2. The method according to claim 1,

wherein the base of the wafer mount prepared in the step a) includes a fin protruding from at least one portion of the flow path.

3. The method according to claim 2,

wherein at least one of the following steps is performed in the step c) at a predetermined position determined according to a result of the measured temperature distribution: lowering a height of the fin: widening the flow path: forming an additional groove in a portion facing the flow path on a main surface of the lid: or adding a new fin to the flow path.

4. The method according to claim 3,

wherein the new fin is made of a material higher in thermal conductivity than a material of the cooling plate when the new fin is added to the flow path in the step c).

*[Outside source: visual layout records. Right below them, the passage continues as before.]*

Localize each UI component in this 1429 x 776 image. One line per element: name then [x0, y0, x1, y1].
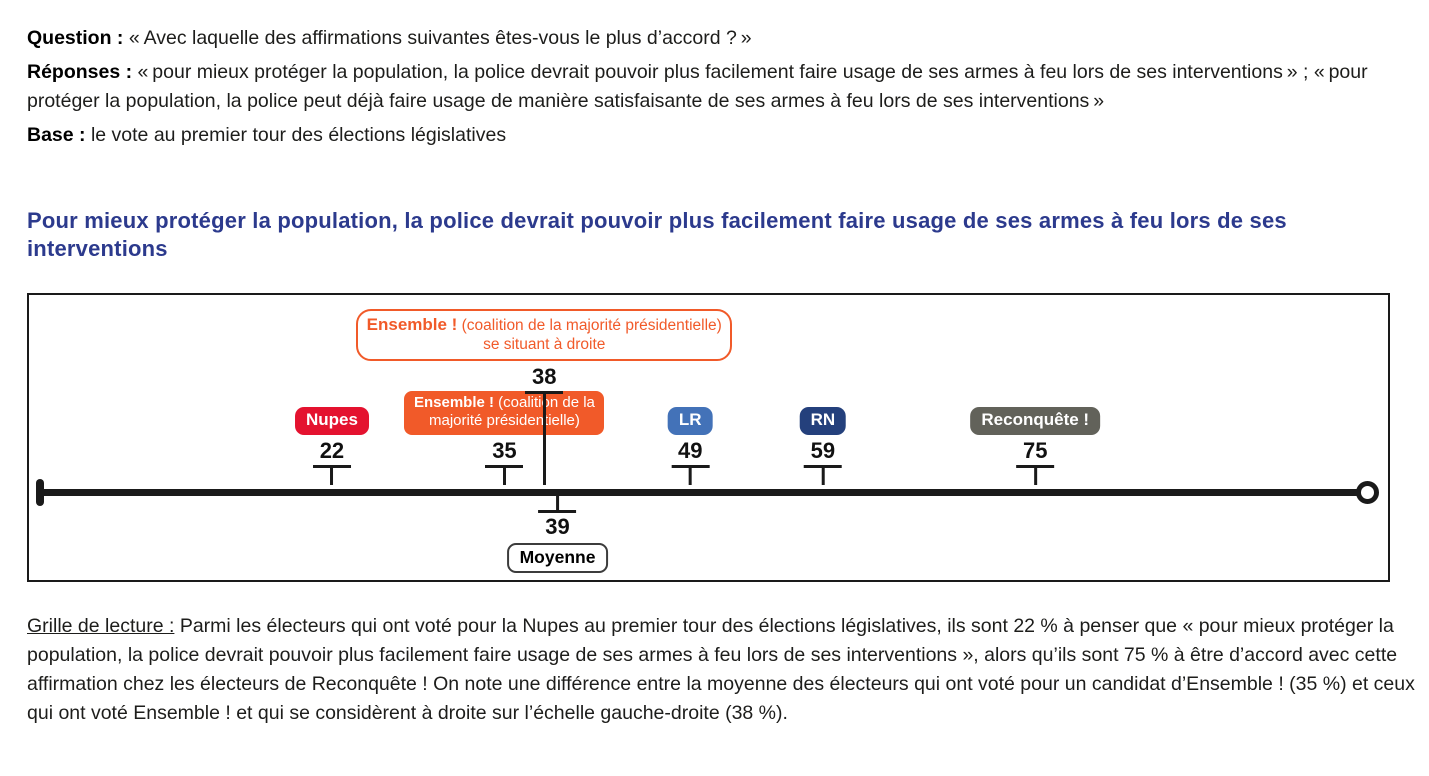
tick-bar — [1016, 465, 1055, 468]
party-badge-nupes: Nupes — [294, 407, 369, 435]
tick-stem — [542, 394, 546, 485]
tick-bar — [671, 465, 710, 468]
tick-stem — [688, 468, 692, 485]
marker-value: 38 — [532, 364, 557, 389]
party-badge-reconquete: Reconquête ! — [970, 407, 1101, 435]
tick-bar — [525, 391, 564, 394]
marker-value: 75 — [1023, 438, 1048, 463]
tick-bar — [312, 465, 351, 468]
callout-label-ensemble-se-situant-a-droite: Ensemble ! (coalition de la majorité pré… — [356, 309, 733, 361]
question-text: « Avec laquelle des affirmations suivant… — [128, 27, 752, 49]
tick-bar — [803, 465, 842, 468]
marker-reconquete: Reconquête ! 75 — [970, 407, 1101, 485]
callout-line2: se situant à droite — [483, 336, 606, 353]
tick-stem — [821, 468, 825, 485]
axis-line — [40, 489, 1362, 496]
axis-left-cap — [36, 479, 44, 506]
base-text: le vote au premier tour des élections lé… — [90, 124, 507, 146]
base-label: Base : — [27, 124, 86, 146]
tick-bar — [538, 510, 577, 513]
axis-area: Nupes 22 Ensemble ! (coalition de la major… — [36, 295, 1379, 580]
party-name-rest: (coalition de la majorité présidentielle… — [457, 317, 722, 334]
party-name-bold: Reconquête ! — [981, 410, 1090, 429]
party-name-bold: RN — [810, 410, 836, 429]
tick-stem — [1033, 468, 1037, 485]
responses-line: Réponses : « pour mieux protéger la popu… — [27, 58, 1412, 116]
question-metadata: Question : « Avec laquelle des affirmati… — [27, 24, 1412, 155]
responses-text: « pour mieux protéger la population, la … — [27, 61, 1368, 112]
tick-stem — [556, 496, 560, 510]
reading-note-label: Grille de lecture : — [27, 615, 175, 637]
marker-value: 49 — [677, 438, 703, 463]
left-right-scale-chart: Nupes 22 Ensemble ! (coalition de la major… — [27, 293, 1390, 582]
party-badge-ensemble: Ensemble ! (coalition de la majorité pré… — [404, 391, 605, 435]
base-line: Base : le vote au premier tour des élect… — [27, 121, 1412, 150]
marker-value: 35 — [492, 438, 517, 463]
reading-note-text: Parmi les électeurs qui ont voté pour la… — [27, 615, 1415, 724]
party-name-bold: Ensemble ! — [413, 394, 494, 411]
marker-lr: LR 49 — [667, 407, 713, 485]
axis-right-circle-icon — [1356, 481, 1379, 504]
chart-title: Pour mieux protéger la population, la po… — [27, 208, 1287, 261]
marker-nupes: Nupes 22 — [294, 407, 369, 485]
party-name-rest: (coalition de la majorité présidentielle… — [428, 394, 595, 429]
responses-label: Réponses : — [27, 61, 133, 83]
party-name-bold: Ensemble ! — [366, 315, 458, 334]
question-line: Question : « Avec laquelle des affirmati… — [27, 24, 1412, 53]
marker-value: 22 — [319, 438, 345, 463]
marker-value: 59 — [810, 438, 836, 463]
party-badge-lr: LR — [667, 407, 713, 435]
tick-bar — [485, 465, 524, 468]
marker-ensemble-se-situant-a-droite: Ensemble ! (coalition de la majorité pré… — [356, 309, 733, 485]
party-badge-rn: RN — [799, 407, 847, 435]
marker-ensemble: Ensemble ! (coalition de la majorité pré… — [404, 391, 605, 485]
tick-stem — [330, 468, 334, 485]
marker-rn: RN 59 — [799, 407, 847, 485]
party-name-bold: LR — [678, 410, 702, 429]
marker-value: 39 — [545, 514, 570, 539]
marker-moyenne: 39 Moyenne — [506, 496, 609, 573]
party-name-bold: Nupes — [305, 410, 358, 429]
reading-note: Grille de lecture : Parmi les électeurs … — [27, 612, 1415, 728]
mean-badge: Moyenne — [506, 543, 609, 573]
question-label: Question : — [27, 27, 124, 49]
tick-stem — [502, 468, 506, 485]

5. The method according to claim 1,

wherein at least one of the following steps is performed in the step c) at a predetermined position determined according to a result of the measured temperature distribution: widening the flow path: forming an additional groove in a portion facing the flow path on a main surface of the lid: or forming a fin protruding from at least one portion of the flow path.

6. A method of manufacturing a wafer mount, the wafer mount including:

a ceramic base which includes a wafer mounting surface and in which an electrostatic chucking electrode and a heater electrode are buried; and

a cooling plate bonded to the ceramic base and including a flow path of a coolant,

wherein the wafer mount is configured to perform heating through energization to the heater electrode and cooling by cyclically supplying the coolant to the flow path, with the wafer being fixed on the wafer mounting surface via electrostatic attraction through application of a voltage to the electrostatic chucking electrode,

the method comprising the steps of:

a) bonding together the ceramic base and a base of the cooling plate, the base including a groove to be the flow path;

b) burying, into a joint of the ceramic base and the base, a first power feeder that feeds power to the electrostatic chucking electrode, and a second power feeder that feeds power to the heater electrode;

c) detachably attaching a lid of the cooling plate on the base to close the flow path;

d) measuring a temperature distribution on the wafer mounting surface with the lid being attached on the base while performing the heating through the energization and the cooling;

e) detaching the lid from the base and locally adjusting a shape of the flow path when the measured temperature distribution does not satisfy a predetermined criterion; and

f) remeasuring the temperature distribution on the wafer mounting surface of the wafer mount in which the shape of the flow path has been adjusted in the step e), with the lid being attached on the base while performing the heating through the energization and the cooling,

wherein the step e) and the step f) are repeated until the temperature distribution remeasured in the step f) satisfies the predetermined criterion.

7. The method according to claim 6,

wherein a fin protruding from at least one portion of the flow path is formed at latest before performing the step c).

8. The method according to claim 7,

wherein at least one of the following steps is performed in the step e) at a predetermined position determined according to a result of the measured temperature distribution: lowering a height of the fin: widening the flow path: forming an additional groove in a portion facing the flow path on a main surface of the lid: or adding a new fin to the flow path.

9. The method according to claim 8,

wherein the new fin is made of a material higher in thermal conductivity than a material of the cooling plate when the new fin is added to the flow path in the step e).

10. The method according to claim 6,

wherein at least one of the following steps is performed in the step e) at a predetermined position determined according to a result of the measured temperature distribution: widening the flow path: forming an additional groove in a portion facing the flow path on a main surface of the lid: or forming a fin protruding from at least one portion of the flow path.